JP Cooper

JP Cooper has done the legwork. Many years in bands in and around his Manchester hometown. Multiple songs written on his own and with a variety of collaborators, a couple of which became global hits-that-will-not-die: Perfect Strangers with Jonas Blue, Over 2 billion worldwide streams, and his own September Song, which is now closing in on 1 billion worldwide streams and numerous songs in the 100’s of millions. It’s an international solo career built on pure songcraft.

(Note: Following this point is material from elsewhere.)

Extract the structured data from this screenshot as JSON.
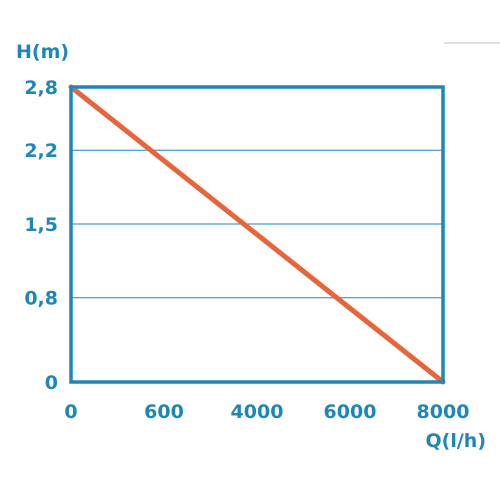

And he’s done the business. The singer-songwriter’s 2017 debut album Raised Under Grey Skies has sold in old-fashioned numbers: one and a half million copies at time of writing. His 10 million monthly Spotify listeners have contributed to a grand – very grand – total of over five billion total streams and counting.

“My early EP`s and my first album reached so many people on a personal level,” he reflects, “so they’ve built a relationship with them – and even now they keep doing their thing which is great. The pop songs just blew everything wide open and took me on a journey that I never expected to be on. Don’t get me wrong, it was an amazing time, I consider myself fortunate and I appreciate all the opportunities that came with it, but I was definitely unprepared! [laughs]

JP had a productive few years following the release of his debut album. He released the global hit song, Sing It With Me, collaborated with a wide variety of artists including Bugsy Malone, Gabrielle Aplin, Swiss Hip Hop legend Stress, French-Lebonese Jazz trumpet superstar Ibrahim Maalouf and Stef LonDon and released the hugely successful Too Close EP. He played sold out shows in numerous countries whilst all the time writing new material for himself and other artists.

Then Covid came along and everything stopped…

“It was a trying time, but thankfully it gave me the time to really pull myself together. A big thing for me during that period was to take stock of where I’d been and where I was going,” he continues. “Up until then, I’d really been working from a place of survival. I’d never reset, so all my decisions were made from that place. But I realised I wasn’t in that place anymore. I could make creative decisions and be bolder with them, not be so fearful, not worry too much about it from the industry side. I’d earned my stripes.

“So, it was nice to have that new mindset, and make music from that position.”

Opening the curtain on that new album [SHE] was the single Holy Water, a rootsy, gospel-tinged stomping hymn to family and the difficulties that can arise therein, a bold opening statement that was more akin to his original material than the later pop infused tracks that had made him ‘famous’

“I’ve got deep roots in gospel music, real musicianship and playing in bands, so I wanted to make that statement with this single. I don’t want to try and emulate pop stars. Because I’m not a pop

star. I’ve stepped into that world and it felt like a badly fitting jacket. But this felt more like me. It felt more about the record as a whole.”

His Sophomore album, SHE, is out now, it’s that paradoxical thing: a collection of songs that hangs together as an album, that tells a story, but that’s also rich in standalone tracks the each ignite a moment. It’s the sound of an artist developing, stretching and reaching, both inwards and outwards.

He’s done the legwork, done the business and done the hardest thing. Now JP Cooper has done himself proud. “And I’m only just getting started,” he promises.